About 237,000 tonnes of arsenic trioxide dust resulted from decades of gold production at the mine, which produced more than seven million ounces of the precious metal from 1948 until 1999.
The federal Indian and Northern Affairs Department, which is responsible for cleaning up the leftover contamination at the mine site, wants to freeze the underground chambers that are storing the arsenic dust.
As part of the test run, which began at the end of March, a cooling brine is being injected into holes that have been drilled into the ground around the walls of one of the chambers.
'Massive ice cube'
The process is similar to freezing ice in indoor rinks, said Joel Cawthorn, a director with Calgary-based Startec Refrigeration Services Ltd., which is carrying out the work.
"The intent with that is to form that frozen wall. And then once they've got that, that becomes an impermeable barrier," Cawthorn told CBC News on Tuesday.

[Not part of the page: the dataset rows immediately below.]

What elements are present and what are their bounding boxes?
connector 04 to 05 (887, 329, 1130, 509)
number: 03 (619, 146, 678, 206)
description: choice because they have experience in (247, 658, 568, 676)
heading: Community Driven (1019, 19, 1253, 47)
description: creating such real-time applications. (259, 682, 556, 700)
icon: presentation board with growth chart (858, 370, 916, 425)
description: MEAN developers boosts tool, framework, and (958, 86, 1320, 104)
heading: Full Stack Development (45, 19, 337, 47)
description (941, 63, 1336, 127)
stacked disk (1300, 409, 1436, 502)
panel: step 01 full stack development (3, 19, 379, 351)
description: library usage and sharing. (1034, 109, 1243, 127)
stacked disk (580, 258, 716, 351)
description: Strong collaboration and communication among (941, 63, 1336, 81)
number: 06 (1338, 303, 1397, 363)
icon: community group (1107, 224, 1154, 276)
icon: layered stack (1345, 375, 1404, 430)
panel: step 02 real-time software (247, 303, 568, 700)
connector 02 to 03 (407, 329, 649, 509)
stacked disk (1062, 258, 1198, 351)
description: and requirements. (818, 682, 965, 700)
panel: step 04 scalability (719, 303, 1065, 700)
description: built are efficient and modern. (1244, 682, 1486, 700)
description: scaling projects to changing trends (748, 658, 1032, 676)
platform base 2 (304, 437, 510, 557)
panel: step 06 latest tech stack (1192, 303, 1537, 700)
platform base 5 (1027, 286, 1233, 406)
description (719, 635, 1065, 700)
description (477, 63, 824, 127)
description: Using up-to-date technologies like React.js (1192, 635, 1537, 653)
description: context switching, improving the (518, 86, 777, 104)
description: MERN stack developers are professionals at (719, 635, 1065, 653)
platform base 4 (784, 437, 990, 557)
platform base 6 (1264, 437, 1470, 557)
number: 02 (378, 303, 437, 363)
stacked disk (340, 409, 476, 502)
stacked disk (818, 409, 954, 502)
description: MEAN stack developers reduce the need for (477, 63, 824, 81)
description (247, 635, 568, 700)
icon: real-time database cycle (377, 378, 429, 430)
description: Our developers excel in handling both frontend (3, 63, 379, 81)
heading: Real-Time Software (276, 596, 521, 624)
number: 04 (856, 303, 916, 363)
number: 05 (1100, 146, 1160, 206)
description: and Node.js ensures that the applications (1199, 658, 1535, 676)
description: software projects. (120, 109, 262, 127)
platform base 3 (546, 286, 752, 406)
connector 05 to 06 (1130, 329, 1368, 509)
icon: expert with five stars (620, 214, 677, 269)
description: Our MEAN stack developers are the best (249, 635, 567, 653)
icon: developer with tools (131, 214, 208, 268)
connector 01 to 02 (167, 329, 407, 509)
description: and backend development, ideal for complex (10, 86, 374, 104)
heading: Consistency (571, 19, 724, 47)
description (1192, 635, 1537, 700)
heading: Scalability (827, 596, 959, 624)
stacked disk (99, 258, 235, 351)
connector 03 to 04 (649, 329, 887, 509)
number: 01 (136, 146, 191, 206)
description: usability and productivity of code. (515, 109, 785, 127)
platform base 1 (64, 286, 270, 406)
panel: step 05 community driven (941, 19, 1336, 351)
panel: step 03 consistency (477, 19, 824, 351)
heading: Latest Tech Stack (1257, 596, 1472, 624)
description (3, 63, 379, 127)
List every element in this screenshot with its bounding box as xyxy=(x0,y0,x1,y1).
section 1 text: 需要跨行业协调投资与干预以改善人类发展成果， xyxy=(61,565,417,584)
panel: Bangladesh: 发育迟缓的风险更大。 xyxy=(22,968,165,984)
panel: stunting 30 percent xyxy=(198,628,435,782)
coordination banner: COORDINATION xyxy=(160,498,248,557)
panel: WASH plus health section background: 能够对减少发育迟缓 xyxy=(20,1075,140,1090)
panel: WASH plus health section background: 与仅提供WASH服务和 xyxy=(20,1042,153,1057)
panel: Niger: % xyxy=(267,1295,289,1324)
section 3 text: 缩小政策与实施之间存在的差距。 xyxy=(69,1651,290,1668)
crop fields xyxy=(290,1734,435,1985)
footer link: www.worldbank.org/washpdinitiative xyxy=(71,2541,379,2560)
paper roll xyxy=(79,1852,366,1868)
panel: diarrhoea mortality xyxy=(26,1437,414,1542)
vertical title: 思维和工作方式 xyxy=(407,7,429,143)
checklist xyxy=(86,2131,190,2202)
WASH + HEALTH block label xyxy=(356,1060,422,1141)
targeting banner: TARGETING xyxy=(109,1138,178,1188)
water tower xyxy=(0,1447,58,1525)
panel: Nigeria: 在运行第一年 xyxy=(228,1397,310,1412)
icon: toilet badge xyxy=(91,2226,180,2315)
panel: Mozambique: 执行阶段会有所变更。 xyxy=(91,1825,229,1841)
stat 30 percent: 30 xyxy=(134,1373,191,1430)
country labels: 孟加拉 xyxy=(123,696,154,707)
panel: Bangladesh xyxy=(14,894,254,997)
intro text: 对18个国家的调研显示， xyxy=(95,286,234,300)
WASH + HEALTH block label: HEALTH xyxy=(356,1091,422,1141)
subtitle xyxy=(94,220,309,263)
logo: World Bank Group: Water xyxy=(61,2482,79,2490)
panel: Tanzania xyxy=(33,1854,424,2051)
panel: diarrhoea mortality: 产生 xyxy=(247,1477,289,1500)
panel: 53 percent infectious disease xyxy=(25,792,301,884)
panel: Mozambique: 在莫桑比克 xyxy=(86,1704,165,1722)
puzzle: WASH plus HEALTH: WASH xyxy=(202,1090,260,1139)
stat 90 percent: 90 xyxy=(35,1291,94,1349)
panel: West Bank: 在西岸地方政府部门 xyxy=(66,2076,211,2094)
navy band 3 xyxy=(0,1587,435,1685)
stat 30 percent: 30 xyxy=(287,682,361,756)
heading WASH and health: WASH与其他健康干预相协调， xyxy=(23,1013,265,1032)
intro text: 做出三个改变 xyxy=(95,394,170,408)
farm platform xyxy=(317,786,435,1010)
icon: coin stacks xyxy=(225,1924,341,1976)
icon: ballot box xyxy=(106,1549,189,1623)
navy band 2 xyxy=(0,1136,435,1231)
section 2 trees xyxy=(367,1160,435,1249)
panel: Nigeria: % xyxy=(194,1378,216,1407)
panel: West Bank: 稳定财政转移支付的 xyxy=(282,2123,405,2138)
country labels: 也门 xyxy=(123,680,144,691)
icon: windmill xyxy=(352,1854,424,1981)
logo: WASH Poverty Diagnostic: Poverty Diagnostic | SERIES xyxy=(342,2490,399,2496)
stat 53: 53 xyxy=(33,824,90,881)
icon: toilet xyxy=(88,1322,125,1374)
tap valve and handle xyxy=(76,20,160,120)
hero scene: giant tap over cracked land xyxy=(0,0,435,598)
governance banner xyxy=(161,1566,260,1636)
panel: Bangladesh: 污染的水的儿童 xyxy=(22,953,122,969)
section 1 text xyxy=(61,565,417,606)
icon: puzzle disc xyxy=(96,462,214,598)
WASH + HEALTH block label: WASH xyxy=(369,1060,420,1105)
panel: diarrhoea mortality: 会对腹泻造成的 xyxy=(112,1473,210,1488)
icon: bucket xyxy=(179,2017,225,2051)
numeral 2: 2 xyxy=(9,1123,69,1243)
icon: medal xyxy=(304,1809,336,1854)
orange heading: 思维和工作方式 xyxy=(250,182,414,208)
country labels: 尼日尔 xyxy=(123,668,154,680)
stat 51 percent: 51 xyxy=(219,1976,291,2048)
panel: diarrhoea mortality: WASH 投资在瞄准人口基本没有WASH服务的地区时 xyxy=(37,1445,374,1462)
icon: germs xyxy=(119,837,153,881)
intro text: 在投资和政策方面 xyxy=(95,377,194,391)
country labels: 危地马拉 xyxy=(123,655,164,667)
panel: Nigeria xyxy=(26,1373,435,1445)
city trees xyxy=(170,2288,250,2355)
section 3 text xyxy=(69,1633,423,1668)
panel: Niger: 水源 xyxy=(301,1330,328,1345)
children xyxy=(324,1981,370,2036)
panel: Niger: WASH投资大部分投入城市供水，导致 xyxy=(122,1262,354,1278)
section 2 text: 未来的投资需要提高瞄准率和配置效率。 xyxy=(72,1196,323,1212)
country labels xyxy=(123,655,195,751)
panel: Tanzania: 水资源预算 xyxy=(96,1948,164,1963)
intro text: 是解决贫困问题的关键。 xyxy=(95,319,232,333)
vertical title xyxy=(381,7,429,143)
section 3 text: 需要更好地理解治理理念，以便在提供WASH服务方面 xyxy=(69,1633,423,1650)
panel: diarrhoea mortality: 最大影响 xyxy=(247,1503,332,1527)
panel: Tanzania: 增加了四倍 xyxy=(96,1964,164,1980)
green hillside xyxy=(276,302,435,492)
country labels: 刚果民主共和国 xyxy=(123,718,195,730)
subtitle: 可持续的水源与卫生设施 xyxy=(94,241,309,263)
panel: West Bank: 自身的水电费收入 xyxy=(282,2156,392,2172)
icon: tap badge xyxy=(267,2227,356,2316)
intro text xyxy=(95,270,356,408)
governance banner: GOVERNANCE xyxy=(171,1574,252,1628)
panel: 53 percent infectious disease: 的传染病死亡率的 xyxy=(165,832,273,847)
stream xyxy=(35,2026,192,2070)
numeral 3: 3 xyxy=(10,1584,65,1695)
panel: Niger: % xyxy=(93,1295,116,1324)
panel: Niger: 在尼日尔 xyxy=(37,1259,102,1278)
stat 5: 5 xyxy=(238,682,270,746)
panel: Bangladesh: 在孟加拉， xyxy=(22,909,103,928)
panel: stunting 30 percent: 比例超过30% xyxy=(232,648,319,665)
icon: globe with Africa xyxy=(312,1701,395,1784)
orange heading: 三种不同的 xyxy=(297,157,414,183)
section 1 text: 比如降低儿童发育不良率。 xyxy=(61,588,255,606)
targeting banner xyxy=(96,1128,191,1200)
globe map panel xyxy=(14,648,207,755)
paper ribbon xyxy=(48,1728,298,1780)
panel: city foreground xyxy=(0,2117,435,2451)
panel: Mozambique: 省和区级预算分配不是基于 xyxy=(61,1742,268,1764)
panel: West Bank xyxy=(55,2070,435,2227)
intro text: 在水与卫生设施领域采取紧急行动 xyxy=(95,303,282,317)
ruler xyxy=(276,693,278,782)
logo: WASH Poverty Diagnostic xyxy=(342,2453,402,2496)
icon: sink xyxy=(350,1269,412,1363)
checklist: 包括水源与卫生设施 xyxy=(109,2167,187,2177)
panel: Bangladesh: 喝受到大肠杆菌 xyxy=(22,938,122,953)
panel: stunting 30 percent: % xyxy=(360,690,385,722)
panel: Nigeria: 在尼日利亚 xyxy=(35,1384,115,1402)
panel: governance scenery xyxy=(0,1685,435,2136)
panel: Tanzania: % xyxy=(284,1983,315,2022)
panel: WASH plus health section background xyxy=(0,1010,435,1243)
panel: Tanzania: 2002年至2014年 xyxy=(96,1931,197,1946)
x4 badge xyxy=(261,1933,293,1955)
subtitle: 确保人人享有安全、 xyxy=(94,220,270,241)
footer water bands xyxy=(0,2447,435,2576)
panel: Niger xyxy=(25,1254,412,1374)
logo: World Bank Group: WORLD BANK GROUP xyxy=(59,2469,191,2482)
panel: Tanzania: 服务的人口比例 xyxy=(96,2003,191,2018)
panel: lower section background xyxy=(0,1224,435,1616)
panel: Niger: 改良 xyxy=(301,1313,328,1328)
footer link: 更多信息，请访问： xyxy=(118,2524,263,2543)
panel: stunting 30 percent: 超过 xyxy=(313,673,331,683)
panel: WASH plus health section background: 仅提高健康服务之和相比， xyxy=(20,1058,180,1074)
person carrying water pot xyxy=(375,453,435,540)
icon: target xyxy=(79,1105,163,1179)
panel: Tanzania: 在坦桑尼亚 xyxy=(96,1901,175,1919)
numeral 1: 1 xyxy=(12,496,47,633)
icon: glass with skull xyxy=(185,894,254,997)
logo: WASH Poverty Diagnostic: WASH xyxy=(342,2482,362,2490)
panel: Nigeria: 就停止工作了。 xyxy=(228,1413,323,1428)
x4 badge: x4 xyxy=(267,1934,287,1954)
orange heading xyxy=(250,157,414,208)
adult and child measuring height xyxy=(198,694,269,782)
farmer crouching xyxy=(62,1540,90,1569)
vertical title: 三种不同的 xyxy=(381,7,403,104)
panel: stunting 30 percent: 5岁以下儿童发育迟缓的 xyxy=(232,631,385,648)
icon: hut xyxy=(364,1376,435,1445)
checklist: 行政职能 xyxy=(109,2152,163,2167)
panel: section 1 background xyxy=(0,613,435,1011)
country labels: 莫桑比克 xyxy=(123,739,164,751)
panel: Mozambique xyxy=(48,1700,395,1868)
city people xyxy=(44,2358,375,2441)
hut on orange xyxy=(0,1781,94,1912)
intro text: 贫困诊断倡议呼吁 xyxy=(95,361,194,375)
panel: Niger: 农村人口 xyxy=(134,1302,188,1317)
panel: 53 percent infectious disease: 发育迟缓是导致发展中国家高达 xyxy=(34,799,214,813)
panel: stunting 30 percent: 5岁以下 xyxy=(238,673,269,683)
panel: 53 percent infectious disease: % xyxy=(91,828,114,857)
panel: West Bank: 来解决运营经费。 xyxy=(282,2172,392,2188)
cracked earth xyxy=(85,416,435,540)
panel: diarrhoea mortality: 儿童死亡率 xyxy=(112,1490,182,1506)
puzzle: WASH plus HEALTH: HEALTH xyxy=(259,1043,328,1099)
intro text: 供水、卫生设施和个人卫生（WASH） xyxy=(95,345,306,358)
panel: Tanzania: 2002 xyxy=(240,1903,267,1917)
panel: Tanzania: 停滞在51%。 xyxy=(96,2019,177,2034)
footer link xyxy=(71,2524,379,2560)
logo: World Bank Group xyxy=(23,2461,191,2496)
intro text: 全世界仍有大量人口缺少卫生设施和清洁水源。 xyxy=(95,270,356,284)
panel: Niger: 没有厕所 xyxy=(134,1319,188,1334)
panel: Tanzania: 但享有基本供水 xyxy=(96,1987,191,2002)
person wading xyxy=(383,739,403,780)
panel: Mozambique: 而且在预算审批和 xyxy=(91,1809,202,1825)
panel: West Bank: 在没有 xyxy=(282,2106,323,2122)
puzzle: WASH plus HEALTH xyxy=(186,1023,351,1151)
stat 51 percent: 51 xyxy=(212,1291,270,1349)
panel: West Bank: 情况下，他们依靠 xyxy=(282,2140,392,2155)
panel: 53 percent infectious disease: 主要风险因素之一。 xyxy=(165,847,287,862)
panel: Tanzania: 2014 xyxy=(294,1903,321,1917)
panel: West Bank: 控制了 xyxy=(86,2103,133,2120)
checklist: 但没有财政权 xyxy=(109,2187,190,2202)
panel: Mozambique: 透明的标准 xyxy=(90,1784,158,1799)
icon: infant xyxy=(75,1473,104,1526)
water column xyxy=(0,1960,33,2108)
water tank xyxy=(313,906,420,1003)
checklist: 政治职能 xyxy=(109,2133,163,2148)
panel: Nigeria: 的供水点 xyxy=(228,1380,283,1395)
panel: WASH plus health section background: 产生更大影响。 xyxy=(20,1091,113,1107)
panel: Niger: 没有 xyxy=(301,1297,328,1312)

"Subsequent to that, they'll be reflooding the chamber and introducing more water until finally they'll top it up," he added. "So you can envision it being just a massive ice cube."
Cawthorn said it will take three or four months to freeze the wall, and about a year to freeze the entire chamber.
Officials with the Indian and Northern Affairs Department will review the results and decide how effective the arsenic freezing plan is, how long the process would take, and how much it would cost, he added.